The material contains both overhead slides and accompanying text.
I did something similar for professors in China almost 2 years ago, except
that session was a 5 day internals session. The India professors looked at
materials prepared by the Chinese professors, and decided that the depth of
coverage in the materials was too deep to use as a starting point for a course
on operating systems. Having looked at the Chinese professor's materials, I
am inclined to agree with the Indian professors. The Chinese material is
an excellent guide through the source code and through McDougall and Mauro's
Solaris Internals book. As a study guide for people trying to learn about
the way OpenSolaris works, it is quite good and complete. As a tool for
teaching, especially classes without prior operating system experience, I feel
it misses the mark. While a professor that has good operating system knowledge
can use the Chinese material to learn OpenSolaris internals for him or her
self, I think the materials may assume too much prior knowledge of the
students. The new material tries to give professors a starting point that can
be used to teach OpenSolaris, not just to learn it.
For those of you who already have an Operating Systems background, (though not
in OpenSolaris), I think you'll find this new material quite useful.

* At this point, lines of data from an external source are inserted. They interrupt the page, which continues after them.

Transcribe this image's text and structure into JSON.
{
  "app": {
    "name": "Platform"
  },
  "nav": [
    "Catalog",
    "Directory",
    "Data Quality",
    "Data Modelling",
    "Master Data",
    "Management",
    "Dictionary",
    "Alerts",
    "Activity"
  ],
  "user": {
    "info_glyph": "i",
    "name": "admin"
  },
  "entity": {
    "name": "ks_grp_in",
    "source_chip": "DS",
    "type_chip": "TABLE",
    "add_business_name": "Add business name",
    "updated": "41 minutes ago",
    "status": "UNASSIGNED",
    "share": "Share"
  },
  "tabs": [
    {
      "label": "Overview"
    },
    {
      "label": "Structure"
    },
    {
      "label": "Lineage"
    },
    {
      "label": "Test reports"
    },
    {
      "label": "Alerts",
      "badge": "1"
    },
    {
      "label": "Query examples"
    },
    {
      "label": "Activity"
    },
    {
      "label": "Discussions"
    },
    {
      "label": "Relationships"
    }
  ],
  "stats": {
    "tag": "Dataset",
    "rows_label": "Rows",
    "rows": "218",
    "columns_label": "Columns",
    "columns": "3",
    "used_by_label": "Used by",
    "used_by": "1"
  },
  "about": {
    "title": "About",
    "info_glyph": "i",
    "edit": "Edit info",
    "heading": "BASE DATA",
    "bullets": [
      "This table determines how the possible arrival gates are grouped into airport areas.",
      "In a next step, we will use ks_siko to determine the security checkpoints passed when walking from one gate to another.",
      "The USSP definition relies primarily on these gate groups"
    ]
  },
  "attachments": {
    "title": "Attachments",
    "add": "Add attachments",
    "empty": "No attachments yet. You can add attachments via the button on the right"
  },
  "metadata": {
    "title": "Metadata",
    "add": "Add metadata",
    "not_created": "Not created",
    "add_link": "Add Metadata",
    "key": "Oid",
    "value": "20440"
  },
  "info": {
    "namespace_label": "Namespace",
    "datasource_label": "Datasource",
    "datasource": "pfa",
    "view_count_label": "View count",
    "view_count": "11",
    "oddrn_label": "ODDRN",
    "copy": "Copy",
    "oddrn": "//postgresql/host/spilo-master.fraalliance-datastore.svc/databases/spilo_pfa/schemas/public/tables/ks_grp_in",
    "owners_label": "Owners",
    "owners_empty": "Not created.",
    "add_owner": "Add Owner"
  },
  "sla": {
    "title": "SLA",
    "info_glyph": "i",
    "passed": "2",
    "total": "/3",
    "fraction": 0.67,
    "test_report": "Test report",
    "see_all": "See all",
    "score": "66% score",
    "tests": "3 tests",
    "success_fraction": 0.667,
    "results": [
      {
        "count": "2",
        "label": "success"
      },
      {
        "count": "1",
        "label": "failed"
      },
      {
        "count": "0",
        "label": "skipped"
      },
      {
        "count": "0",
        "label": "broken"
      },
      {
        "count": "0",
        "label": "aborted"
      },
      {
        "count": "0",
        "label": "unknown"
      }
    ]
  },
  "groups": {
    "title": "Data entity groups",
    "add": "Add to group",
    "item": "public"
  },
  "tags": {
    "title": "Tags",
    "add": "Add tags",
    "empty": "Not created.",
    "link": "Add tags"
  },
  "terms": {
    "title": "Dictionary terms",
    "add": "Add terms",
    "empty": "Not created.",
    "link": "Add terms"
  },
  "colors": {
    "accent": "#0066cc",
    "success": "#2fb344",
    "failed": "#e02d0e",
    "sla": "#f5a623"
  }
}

The
new material is not elementary (there is plenty of useful information, even
for people who have extensive OS and even extensive Solaris kernel experience).
It makes assumptions that, for instance, you understand why one needs locks,
or why virtual memory is useful, among others. The material explains the
implementation of various concepts/mechanisms using a combination of tools,
mostly mdb and dtrace, and various diagrams. In a 1 day session, there are
many topics not covered, and some are covered very superficially, but most
of the major OS topics are covered in a good amount of detail.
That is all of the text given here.